4 #1 13/01/2017 14h28
- Lazard
- Membre (2014)
- Réputation : 73
Introduction
Avec l’étude du cas Aeropostale Inc, je vais développer quelques arguments pour défendre la thèse qu’en ce qui concerne les mauvais business, les rachats d’actions systématiques comme stratégie d’allocation du capital, amènent souvent à léser les actionnaires long terme.
Qu’est-ce qu’un mauvais business ?
Un mauvais business c’est :
-soit un business qui est en situation de désavantage concurrentiel (le supermarché local contre Walmart par exemple)
-soit un business qui se trouve dans une industrie structurellement très difficile au niveau concurrentiel (compagnies aériennes…) ou sans avenir (vente/location de DVD…)

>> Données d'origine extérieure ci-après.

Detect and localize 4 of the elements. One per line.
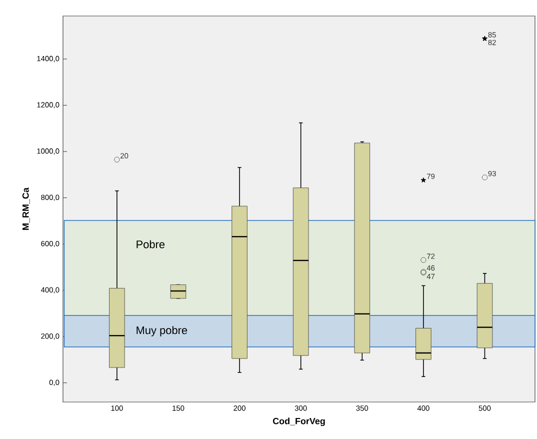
- band-label: Pobre: [136, 240, 165, 248]
- x-axis-title: Cod_ForVeg: [272, 418, 325, 426]
- y-axis-title: M_RM_Ca: [22, 188, 30, 230]
- band-label: Muy pobre: [136, 326, 188, 336]
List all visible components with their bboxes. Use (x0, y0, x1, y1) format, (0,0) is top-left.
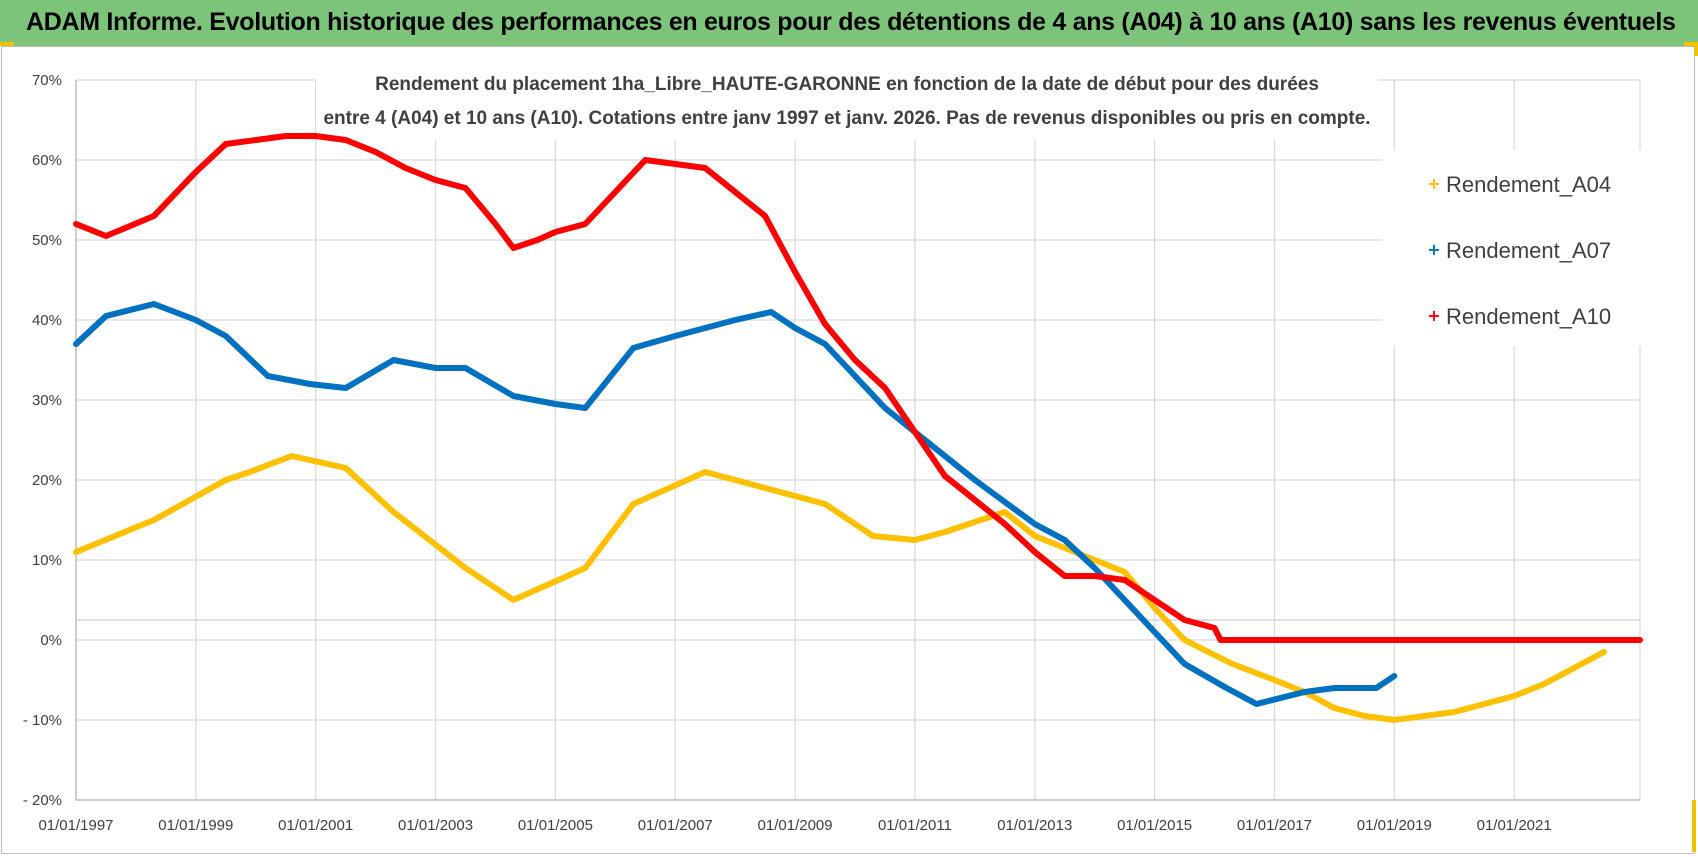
x-tick-label: 01/01/2003 (398, 817, 473, 834)
series-line-rendement-a10 (73, 133, 1643, 643)
x-tick-label: 01/01/2011 (878, 817, 952, 834)
x-tick-label: 01/01/1999 (158, 817, 233, 834)
y-tick-label: 10% (32, 552, 62, 569)
x-tick-label: 01/01/2017 (1237, 817, 1312, 834)
x-tick-label: 01/01/2001 (278, 817, 353, 834)
x-tick-label: 01/01/1997 (38, 817, 113, 834)
legend: + Rendement_A04 + Rendement_A07 + Rendement_A… (1382, 150, 1644, 346)
y-tick-label: 70% (32, 72, 62, 89)
y-axis-ticks: 70% 60% 50% 40% 30% 20% 10% 0% - 10% - 20% (23, 72, 62, 809)
subtitle-line-2: entre 4 (A04) et 10 ans (A10). Cotations… (323, 108, 1370, 129)
series-lines (73, 133, 1643, 723)
series-line-rendement-a07 (73, 301, 1398, 707)
y-tick-label: 20% (32, 472, 62, 489)
corner-mark-top-right (1684, 42, 1698, 46)
x-tick-label: 01/01/2015 (1117, 817, 1192, 834)
x-tick-label: 01/01/2021 (1477, 817, 1552, 834)
gridlines (75, 79, 1641, 801)
legend-marker: + (1427, 240, 1440, 259)
y-tick-label: 40% (32, 312, 62, 329)
legend-label: Rendement_A10 (1446, 304, 1611, 329)
x-axis-ticks: 01/01/1997 01/01/1999 01/01/2001 01/01/2003… (38, 817, 1551, 834)
y-tick-label: - 20% (23, 792, 62, 809)
x-tick-label: 01/01/2005 (518, 817, 593, 834)
legend-marker: + (1427, 306, 1440, 325)
legend-label: Rendement_A04 (1446, 172, 1611, 197)
y-tick-label: 30% (32, 392, 62, 409)
x-tick-label: 01/01/2007 (638, 817, 713, 834)
chart-header-bar: ADAM Informe. Evolution historique des p… (0, 0, 1698, 46)
corner-mark-top-left (0, 42, 14, 46)
series-line-rendement-a04 (73, 453, 1607, 723)
legend-marker: + (1427, 174, 1440, 193)
chart-subtitle: Rendement du placement 1ha_Libre_HAUTE-G… (316, 66, 1378, 140)
corner-mark-top-right-v (1694, 42, 1698, 56)
legend-label: Rendement_A07 (1446, 238, 1611, 263)
subtitle-background (316, 66, 1378, 140)
chart-header-title: ADAM Informe. Evolution historique des p… (26, 8, 1676, 36)
y-tick-label: 60% (32, 152, 62, 169)
y-tick-label: 50% (32, 232, 62, 249)
x-tick-label: 01/01/2009 (758, 817, 833, 834)
corner-mark-bottom-right-v (1692, 800, 1696, 852)
y-tick-label: - 10% (23, 712, 62, 729)
subtitle-line-1: Rendement du placement 1ha_Libre_HAUTE-G… (375, 74, 1319, 95)
x-tick-label: 01/01/2013 (997, 817, 1072, 834)
legend-background (1382, 150, 1644, 346)
y-tick-label: 0% (40, 632, 62, 649)
x-tick-label: 01/01/2019 (1357, 817, 1432, 834)
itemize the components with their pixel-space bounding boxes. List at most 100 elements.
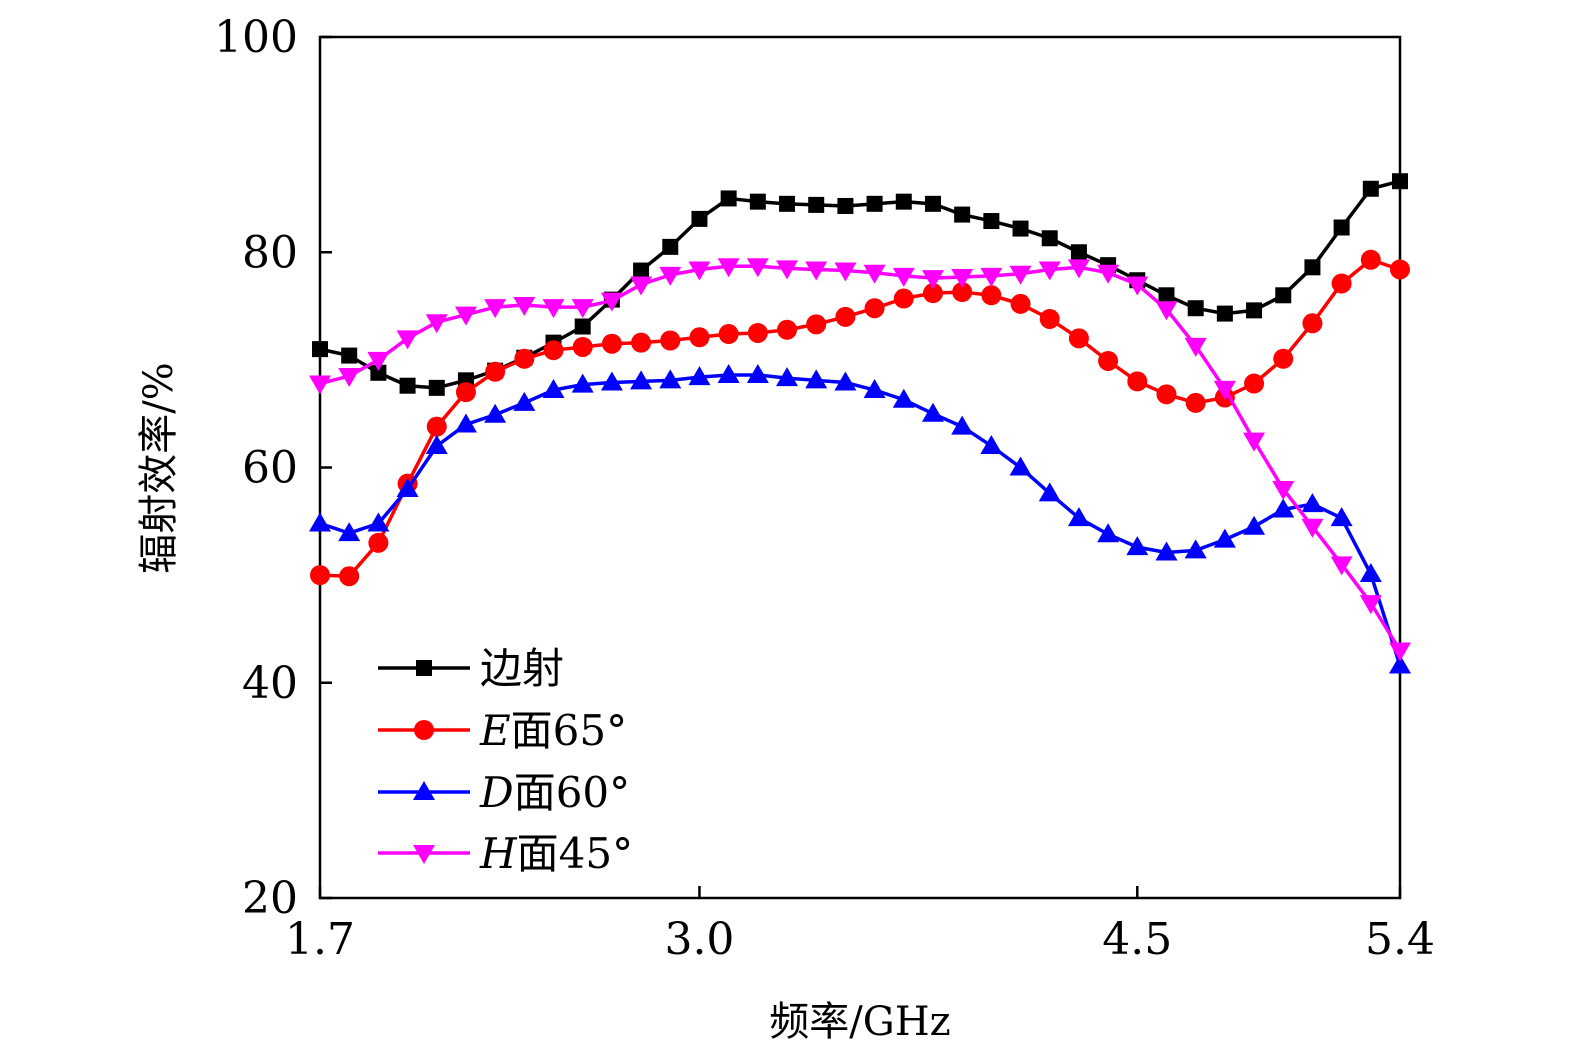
data-point xyxy=(952,282,973,303)
data-point xyxy=(1330,556,1353,576)
data-point xyxy=(1038,482,1061,502)
data-point xyxy=(309,512,331,532)
y-tick-label: 60 xyxy=(242,443,298,494)
data-point xyxy=(720,190,737,207)
data-point xyxy=(805,261,828,281)
data-point xyxy=(1389,642,1411,662)
data-point xyxy=(1301,493,1324,513)
data-point xyxy=(600,371,623,391)
legend-label-italic: E xyxy=(479,706,511,755)
data-point xyxy=(396,478,419,498)
data-point xyxy=(1272,498,1295,518)
data-point xyxy=(1213,528,1236,548)
series-2 xyxy=(310,249,1410,587)
legend-label: 边射 xyxy=(480,644,564,693)
data-point xyxy=(1243,515,1266,535)
data-point xyxy=(1155,541,1178,561)
data-point xyxy=(571,373,594,393)
data-point xyxy=(368,532,389,553)
data-point xyxy=(1010,293,1031,314)
data-point xyxy=(777,319,798,340)
y-tick-label: 40 xyxy=(242,658,298,709)
data-point xyxy=(921,270,944,290)
series-1 xyxy=(312,173,1408,396)
data-point xyxy=(370,364,387,381)
data-point xyxy=(1359,563,1382,583)
legend-marker xyxy=(413,845,435,864)
data-point xyxy=(806,314,827,335)
data-point xyxy=(1039,308,1060,329)
data-point xyxy=(543,340,564,361)
data-point xyxy=(1392,173,1408,190)
x-axis-title: 频率/GHz xyxy=(769,999,950,1045)
data-point xyxy=(513,296,536,316)
x-tick-label: 3.0 xyxy=(664,914,734,965)
legend-label-text: 面45° xyxy=(517,829,633,878)
data-point xyxy=(1359,595,1382,615)
data-point xyxy=(1155,301,1178,321)
data-point xyxy=(1185,392,1206,413)
data-point xyxy=(1156,384,1177,405)
data-point xyxy=(837,197,854,214)
legend-label: E面65° xyxy=(479,706,627,755)
data-point xyxy=(542,379,565,399)
data-point xyxy=(571,299,594,319)
y-tick-label: 20 xyxy=(242,873,298,924)
legend-marker xyxy=(413,781,435,800)
data-point xyxy=(631,332,652,353)
legend-label-text: 面60° xyxy=(514,768,630,817)
data-point xyxy=(1331,273,1352,294)
legend-label-text: 边射 xyxy=(480,644,564,693)
data-point xyxy=(659,266,682,286)
data-point xyxy=(892,388,915,408)
data-point xyxy=(572,336,593,357)
data-point xyxy=(1360,249,1381,270)
data-point xyxy=(834,371,857,391)
data-point xyxy=(922,283,943,304)
data-point xyxy=(338,522,361,542)
data-point xyxy=(367,351,390,371)
data-point xyxy=(1184,539,1207,559)
data-point xyxy=(776,260,799,280)
data-point xyxy=(747,322,768,343)
data-point xyxy=(455,382,476,403)
series-4 xyxy=(309,258,1411,662)
data-point xyxy=(1362,180,1379,197)
data-point xyxy=(779,195,796,212)
data-point xyxy=(1097,264,1120,284)
data-point xyxy=(980,434,1003,454)
data-point xyxy=(1301,518,1324,538)
legend-label: D面60° xyxy=(479,768,630,817)
data-point xyxy=(835,306,856,327)
data-point xyxy=(688,261,711,281)
y-axis-title: 辐射效率/% xyxy=(136,362,182,573)
data-point xyxy=(1272,481,1295,501)
data-point xyxy=(921,402,944,422)
data-point xyxy=(1304,259,1321,276)
data-point xyxy=(688,366,711,386)
series-line xyxy=(319,179,1401,390)
data-point xyxy=(484,403,507,423)
data-point xyxy=(689,327,710,348)
data-point xyxy=(1184,337,1207,357)
data-point xyxy=(659,369,682,389)
data-point xyxy=(893,288,914,309)
axis-ticks: 1.7 3.0 4.5 5.4 20 40 60 80 100 xyxy=(214,12,1435,965)
data-point xyxy=(399,377,416,394)
series-line xyxy=(319,264,1402,652)
data-point xyxy=(514,348,535,369)
data-point xyxy=(717,363,740,383)
legend-entry: H面45° xyxy=(378,829,633,878)
data-point xyxy=(425,314,448,334)
data-point xyxy=(1038,261,1061,281)
data-point xyxy=(1067,259,1090,279)
data-point xyxy=(630,276,653,296)
y-tick-label: 100 xyxy=(214,12,298,63)
data-point xyxy=(396,330,419,350)
data-point xyxy=(630,370,653,390)
data-point xyxy=(1009,456,1032,476)
data-point xyxy=(312,341,328,358)
data-point xyxy=(776,367,799,387)
data-point xyxy=(983,213,1000,230)
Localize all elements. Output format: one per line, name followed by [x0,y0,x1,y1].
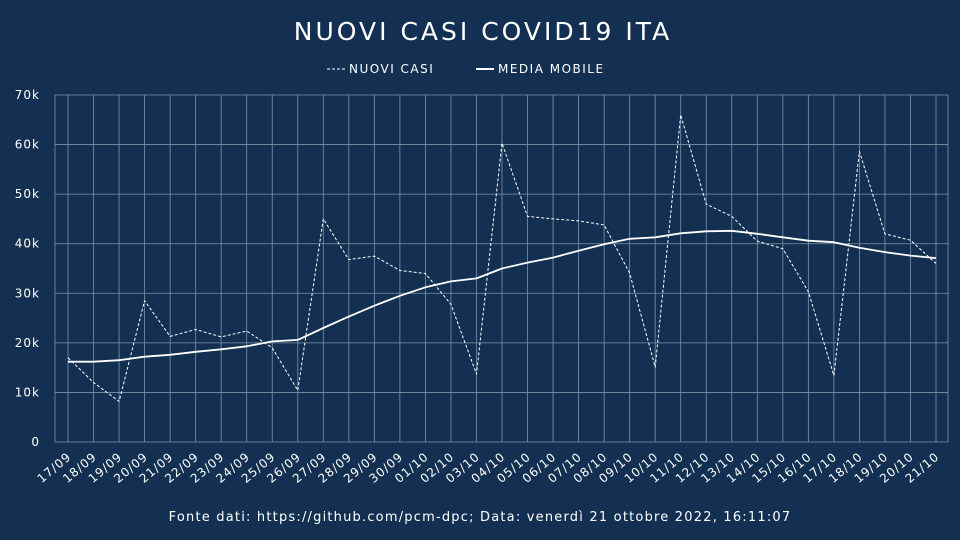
y-tick-label: 60k [15,138,40,152]
y-tick-label: 10k [15,385,40,399]
x-axis-ticks: 17/0918/0919/0920/0921/0922/0923/0924/09… [35,450,942,486]
y-axis-ticks: 0 10k 20k 30k 40k 50k 60k 70k [15,88,40,449]
legend: NUOVI CASI MEDIA MOBILE [327,62,605,76]
series-line-media-mobile [68,229,937,363]
grid [54,94,949,443]
legend-label-media-mobile: MEDIA MOBILE [498,62,605,76]
chart-title: NUOVI CASI COVID19 ITA [294,17,672,46]
series-lines [67,114,937,402]
source-footer: Fonte dati: https://github.com/pcm-dpc; … [169,510,792,525]
y-tick-label: 50k [15,187,40,201]
y-tick-label: 30k [15,286,40,300]
y-tick-label: 20k [15,336,40,350]
legend-label-nuovi-casi: NUOVI CASI [349,62,434,76]
y-tick-label: 40k [15,237,40,251]
y-tick-label: 0 [31,435,40,449]
y-tick-label: 70k [15,88,40,102]
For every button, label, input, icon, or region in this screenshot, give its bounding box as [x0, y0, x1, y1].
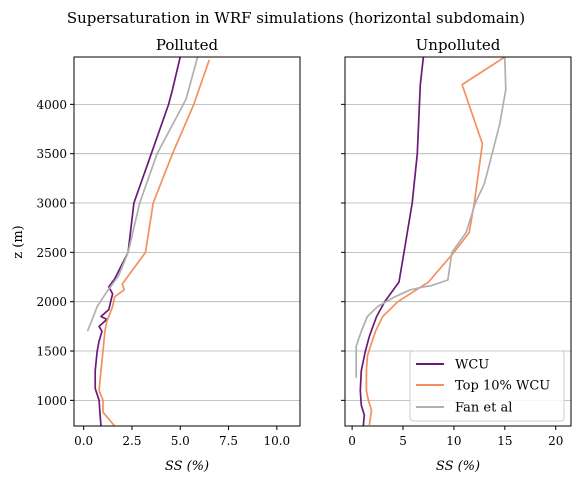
ytick-label-1500: 1500	[36, 345, 67, 359]
legend-box	[409, 350, 565, 422]
panel-unpolluted-title: Unpolluted	[416, 36, 501, 54]
series-line-unpolluted-top-10-wcu	[365, 57, 506, 426]
panel-polluted-xticks: 0.0 2.5 5.0 7.5 10.0	[74, 426, 290, 448]
ytick-label-3500: 3500	[36, 147, 67, 161]
panel-polluted-gridlines	[74, 103, 300, 401]
xtick-label-polluted-0: 0.0	[74, 434, 93, 448]
ytick-label-1000: 1000	[36, 394, 67, 408]
panel-unpolluted-axes-frame	[344, 56, 572, 427]
figure-suptitle: Supersaturation in WRF simulations (hori…	[67, 9, 525, 27]
panel-polluted: Polluted 0.0 2.5 5.0 7.5 10.0 1000 1500 2000 25…	[36, 36, 301, 474]
ytick-label-2000: 2000	[36, 295, 67, 309]
figure-ylabel: z (m)	[11, 225, 26, 258]
series-line-unpolluted-wcu	[359, 57, 425, 426]
xtick-label-polluted-4: 10.0	[263, 434, 290, 448]
ytick-label-3000: 3000	[36, 197, 67, 211]
series-line-polluted-wcu	[94, 57, 182, 426]
panel-polluted-series	[86, 57, 211, 426]
legend: WCU Top 10% WCU Fan et al	[409, 350, 565, 422]
xtick-label-polluted-1: 2.5	[122, 434, 141, 448]
xtick-label-unpolluted-2: 10	[446, 434, 461, 448]
xtick-label-unpolluted-4: 20	[548, 434, 563, 448]
legend-label-fan: Fan et al	[455, 401, 512, 416]
series-line-unpolluted-fan-et-al	[355, 57, 507, 378]
panel-unpolluted-series	[355, 57, 507, 426]
xtick-label-unpolluted-0: 0	[348, 434, 356, 448]
panel-unpolluted-yticks	[341, 103, 345, 401]
xtick-label-polluted-3: 7.5	[219, 434, 238, 448]
series-line-polluted-top-10-wcu	[98, 59, 211, 426]
panel-unpolluted-xticks: 0 5 10 15 20	[348, 426, 563, 448]
xtick-label-polluted-2: 5.0	[171, 434, 190, 448]
panel-unpolluted: Unpolluted 0 5 10 15 20 SS (%) WCU Top 10% W…	[341, 36, 572, 474]
panel-polluted-yticks: 1000 1500 2000 2500 3000 3500 4000	[36, 98, 74, 408]
xtick-label-unpolluted-3: 15	[497, 434, 512, 448]
panel-polluted-axes-frame	[73, 56, 301, 427]
xtick-label-unpolluted-1: 5	[399, 434, 407, 448]
series-line-polluted-fan-et-al	[86, 57, 199, 332]
ytick-label-4000: 4000	[36, 98, 67, 112]
legend-label-wcu: WCU	[455, 358, 489, 373]
panel-polluted-xlabel: SS (%)	[165, 459, 209, 474]
panel-unpolluted-gridlines	[345, 103, 571, 401]
ytick-label-2500: 2500	[36, 246, 67, 260]
legend-label-top10: Top 10% WCU	[455, 379, 550, 394]
panel-unpolluted-xlabel: SS (%)	[436, 459, 480, 474]
panel-polluted-title: Polluted	[156, 36, 219, 54]
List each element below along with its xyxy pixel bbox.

Les mauvais business sont souvent caractérisés par l’absence de pricing power, une clientèle volatile et des revenus incertains (à défaut d’être caractérisés par une rentabilité supérieure à la moyenne car à court et moyen terme, la rentabilité d’un mauvais business peut tout à fait être exceptionnelle)
Pourquoi les rachats d’actions peuvent-t-ils être mauvais ?
Le rachat d’action est équivalent à un réinvestissement dans le business puisque peu importe le prix payé par action, c’est un pari sur la prospérité future de l’entreprise. Hors, pour un acteur lambda d’un mauvais business, à long terme l’issue est certaine, la faillite (ou a minima une rentabilité très faible ou négative). Par exemple, la quasi-totalité des compagnies aériennes US, ont déjà fait faillite au moins une fois.
Pour les mauvais business, les rachats d’actions c’est continuer de mettre à risque le capital des actionnaires. C’est même pire que d’autres stratégies de type croissance organique ou deleveraging qui ont le mérite d’améliorer sensiblement la situation de l’entreprise.
Le cas d’Aeropostale
Aeropostale Inc
(en millions $) CFO FCF Rachat d’actions
2012 145 47,5 41
2011 129 56 100
2010 264 164 257
2009 334,5 280,5 174
2008 202 119 7
2007 171 89 266
2006 177,5 132,5 91,5
2005 144 86 44,5
2004 137 90 46
TOTAL (en milliard) 1,7 milliards 1 milliard 1 milliard
Aeropostale, malgré sa présence dans une industrie terriblement difficile (cf Teen Apparel Retail : une industrie extrêmement difficile) et l’absence d’avantage concurrentiel, a fait beaucoup de bénéfices entre 2004 et 2012. Les free-cash-flow cumulés s’élèvent à 1 milliard sur la période. Tout comme les rachats d’actions. Autrement dit, sur cette période particulièrement prospère, Aeropostale à utiliser 100% de ses FCF pour racheter ses actions.
Finalement, Aeropostale a fait faillite en 2016 , les actionnaires long terme vont ainsi perdre 100% de leur investissement alors qu’ils auraient pu se partager plus d’1 milliard de dividendes cumulés entre 2004-2012.
Qu’aurait-t-il fallu faire alors ?
Selon moi, il n’existe que deux bonnes solutions :
-verser un maximum de dividendes (que l’actionnaire pourra ré-allouer dans un business moins difficile) avec les bénéfices, la trésorerie disponible et même les actifs non-opérationnels.
-investir dans un business plus sûr (par exemple l’entreprise Book-a-Million Inc, avant d’être rachetée, était dans un business difficile avec des perspectives incertaines et avait intelligemment choisit d’investir en parallèle dans un business moins risqué d’immobilier locatif)
Des exceptions ?
Si le marché sous-évalue nettement la valeur de liquidation de l’entreprise, et particulièrement si l’entreprise a l’intention d’être vendue ou liquidée, cette politique peut être sensée, même pour un mauvais business.
Conclusion
Pour un bon business, lorsque le prix de l’action sous-évalue l’entreprise, le rachat d’actions est hautement relutif pour l’actionnaire long-terme. En revanche, pour les mauvais business, ce genre de politique peut s’avérer être catastrophique comme le cas Aeropostale le démontre.